A: It is a very tricky question. I will say my greater achievement is human capacity building. When I returned to Nigeria, a lot of people thought we were joking. You must understand that what we have done in Enugu State is total displacement of a political class that has domineered the sensibilities of our people over the years. A political class that has been beneficiary of regime change, whether military or civilian in this country. A political class that has lived at the expense of our people. Purveyors of CV; perennial recommender of appointments over the years, whom we dislodged. Without them we are where we are today. Our own political grouping has produced a senate president, senators, members of house of representatives, ministers and I know how all these people emerged, even ward chairmen. There has been a lot of reinvigoration, building of self-esteem. People who otherwise had abandoned life as it were, working with us. We helped them rejuvenate their dreams. We have repositioned Enugu State. Is it the assessment by development partners, National Planning Commission.
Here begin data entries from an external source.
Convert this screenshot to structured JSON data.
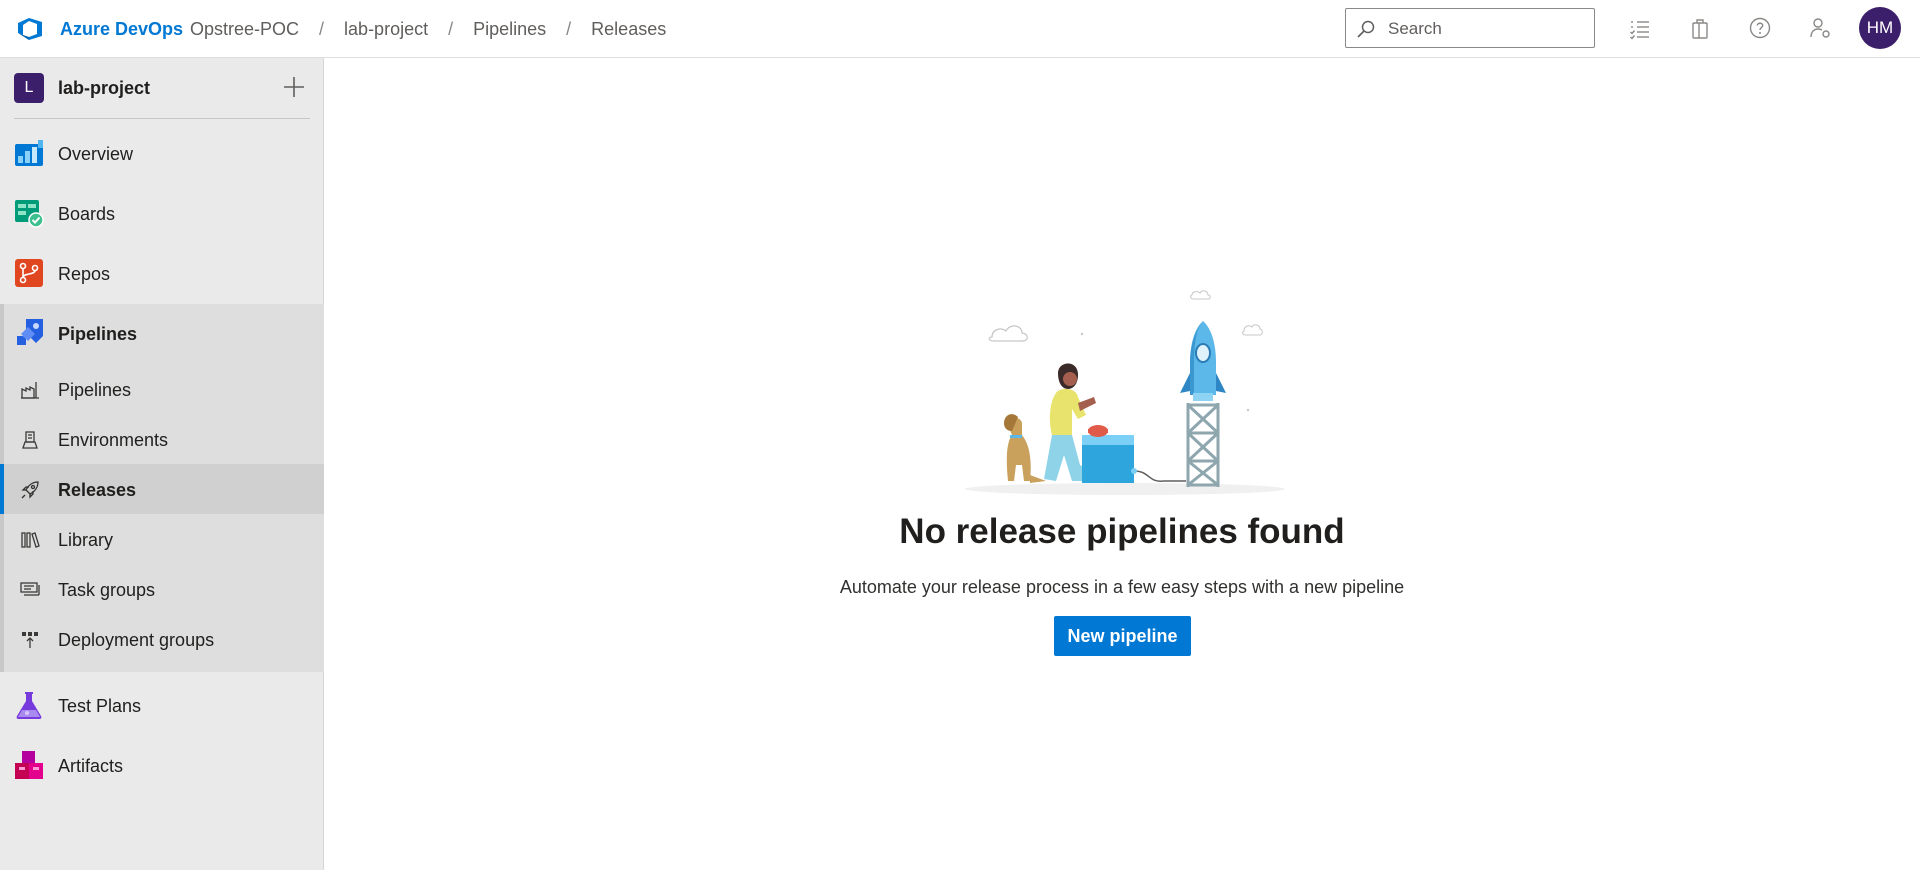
{
  "app": {
    "brand": "Azure DevOps",
    "accent_color": "#0078d4"
  },
  "breadcrumb": [
    "Opstree-POC",
    "lab-project",
    "Pipelines",
    "Releases"
  ],
  "search": {
    "placeholder": "Search",
    "value": ""
  },
  "header_icons": [
    "work-items-icon",
    "marketplace-bag-icon",
    "help-icon",
    "user-settings-icon"
  ],
  "user": {
    "initials": "HM"
  },
  "project": {
    "initial": "L",
    "name": "lab-project"
  },
  "sidebar": {
    "items": [
      {
        "label": "Overview",
        "icon": "overview-icon"
      },
      {
        "label": "Boards",
        "icon": "boards-icon"
      },
      {
        "label": "Repos",
        "icon": "repos-icon"
      },
      {
        "label": "Pipelines",
        "icon": "pipelines-icon",
        "expanded": true
      },
      {
        "label": "Test Plans",
        "icon": "test-plans-icon"
      },
      {
        "label": "Artifacts",
        "icon": "artifacts-icon"
      }
    ],
    "pipelines_sub": [
      {
        "label": "Pipelines",
        "icon": "pipelines-sub-icon"
      },
      {
        "label": "Environments",
        "icon": "environments-icon"
      },
      {
        "label": "Releases",
        "icon": "releases-rocket-icon",
        "selected": true
      },
      {
        "label": "Library",
        "icon": "library-icon"
      },
      {
        "label": "Task groups",
        "icon": "task-groups-icon"
      },
      {
        "label": "Deployment groups",
        "icon": "deployment-groups-icon"
      }
    ]
  },
  "main": {
    "empty_title": "No release pipelines found",
    "empty_subtitle": "Automate your release process in a few easy steps with a new pipeline",
    "new_pipeline_button": "New pipeline"
  }
}
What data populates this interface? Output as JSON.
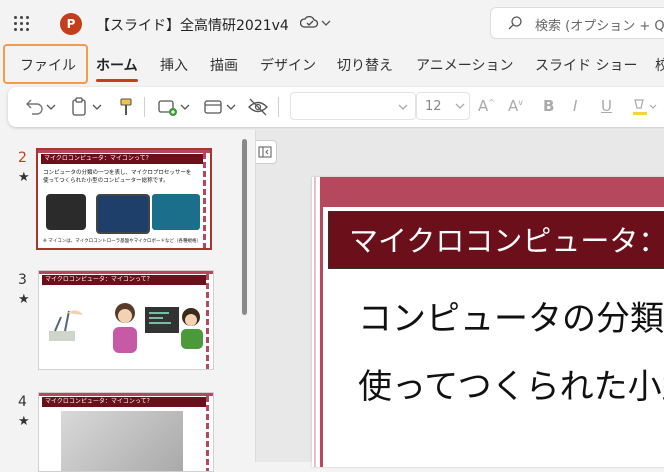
{
  "header": {
    "app_logo_letter": "P",
    "doc_title": "【スライド】全高情研2021v4",
    "search_placeholder": "検索 (オプション + Q)"
  },
  "tabs": [
    "ファイル",
    "ホーム",
    "挿入",
    "描画",
    "デザイン",
    "切り替え",
    "アニメーション",
    "スライド ショー",
    "校"
  ],
  "active_tab": "ホーム",
  "ribbon": {
    "font_name": "",
    "font_size": "12"
  },
  "thumbnails": [
    {
      "num": "2",
      "title": "マイクロコンピュータ：マイコンって？",
      "line1": "コンピュータの分類の一つを表し、マイクロプロセッサーを",
      "line2": "使ってつくられた小型のコンピューター総称です。",
      "caption": "※ マイコンは、マイクロコントローラ基盤やマイクロボードなど（各種規格）"
    },
    {
      "num": "3",
      "title": "マイクロコンピュータ：マイコンって？"
    },
    {
      "num": "4",
      "title": "マイクロコンピュータ：マイコンって？"
    }
  ],
  "slide": {
    "title": "マイクロコンピュータ：マイコンって？",
    "line1": "コンピュータの分類の一つを表し、",
    "line2": "使ってつくられた小型のコンピュータ"
  },
  "colors": {
    "accent": "#c43e1c",
    "slide_title_bg": "#6b0f1a",
    "slide_bar": "#b5485d",
    "file_highlight": "#f29b4b"
  }
}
Whatever permutation you want to use, whatever statistical indices you want to use, the fact is Enugu came first. The result we have, we don’t know of any state that scored higher, that came a close second to Enugu state. That is an affirmation that we are doing well. Or is it the assessment by the European ambassadors or assessment by the President himself? Part of what I am proud of is using Enugu as a model of what democracy can do in an emerging African society. Then of course, the projects, those are legacies. I leave those for our children, 25, 30, years from now to assess.

Q: Tell me the impact working and schooling abroad has had on your style of administration.

A: My alma maters, yes, not just University of Nigeria, Nsukka. There is also where I trained in the United states, where I did obstetrics and gynaecology in Brooklyn in New York, and more importantly, where I did maternal medicine at Loma Linda. For a kid at Agbani, going to Loma Linda is a symbol that there is still a place called hope. Loma Linda is an institution that is engaged in cutting edge medical research. That was where the first baboon heart transplant was done. It is an institution willing to push the boundaries of human possibilities. It showed me that dreaming is possible, that God has investment in all of us, has a path chosen for all of us, and of course, being able to train, practice in the United States, being able to compete and succeed there gave me the confidence to come home, believing I should be able to deal with my local terrain. Clearly in America I was just a number. But in Nigeria I am more than a number. America equipped me to know that man has to go beyond the animal. Animals, if they see food they eat it, if they see water, they drink it. But man creates food, creates water. Man changes his environment; he does not dominate or domineer his environment. America gave me the confidence to rise up and be counted, so that when the story is told in future, they will say we were here, and this was what we stood for. America gave me the confidence to venture into dens of lions, while hoping to come out unscathed.